1 (3 1/2 to 4 pound) whole chicken, giblets removed and discarded
the finely grated zest of 3 large lemons, plus 80ml of lemon juice (1/3 cup)
1 tsp sugar
fine sea salt and freshly ground black pepper
500ml of low sodium chicken broth
1 tsp corn flour
3 TBS butter
1 TBS finely chopped fresh flat leaf parsley
Preheat the oven to 230*C/475*F/ gas mark 8. Have ready a large enamel roasting tin.
Pat the chicken dry and then using sharp kitchen scissors, cut along both sides of the backbone to remove it. Flatten out with the palm of your hand, pressing it down firmly, and tucking the wing tips behind the back. Using your fingers, very carefully loosen the skin covering the breast and thighs. Combine the lemon zest, sugar, and 1 tsp of salt in a small bowl. Rub 2 TBS of the zest mixture beneath the skin of the chicken. Season all over with salt and pepper on the outsides and transfer to the roasting tin.
Whisk the broth, 1 cup of water and the remaining lemon zest mixture together in a beaker.
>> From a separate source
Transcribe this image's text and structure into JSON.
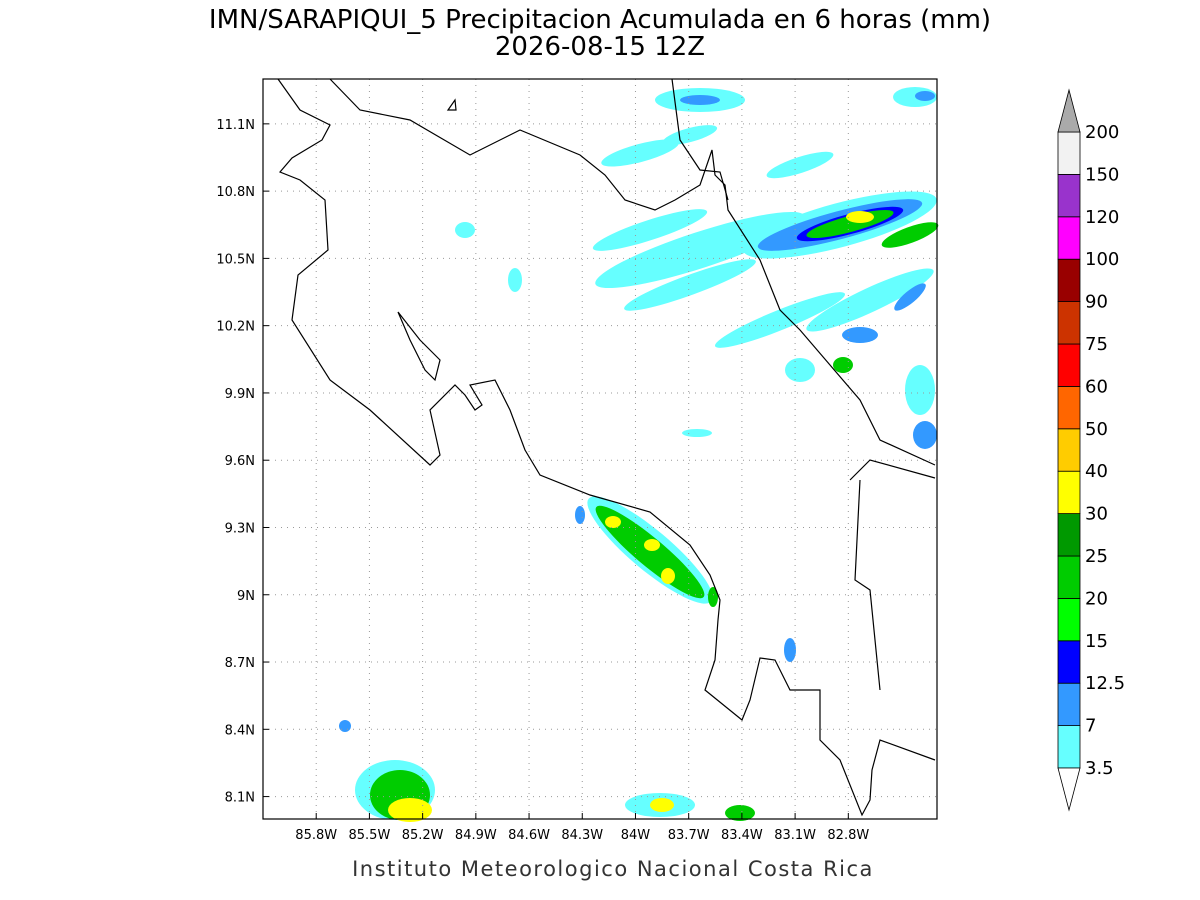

Pour into the roasting tin around the chicken. If the liquid doesn't reach the skin of the thighs, then add a bit more water. Roast in the heated oven until the skin is golden brown and the meat juices run clean when gently pricked with a fork. This will take 40 to 45 minutes. Transfer to a cutting board and allow to rest for 20 minutes.
Pour the liquid from the pan along with any chicken juices into a saucepan. (you should have about 375ml/1 1/2 cups) Skim off any fat and discard. Cook over medium high heat until it reduces to about 250ml/1 cup. Whisk the corn flour together with 1 TBS of water and whisk into the saucepan, whisking constantly and simmering until it thickens slightly. Remove from the heat, whisk in the butter and parsley and season to taste with salt and pepper. Carve the chicken and serve, passing the sauce at the table.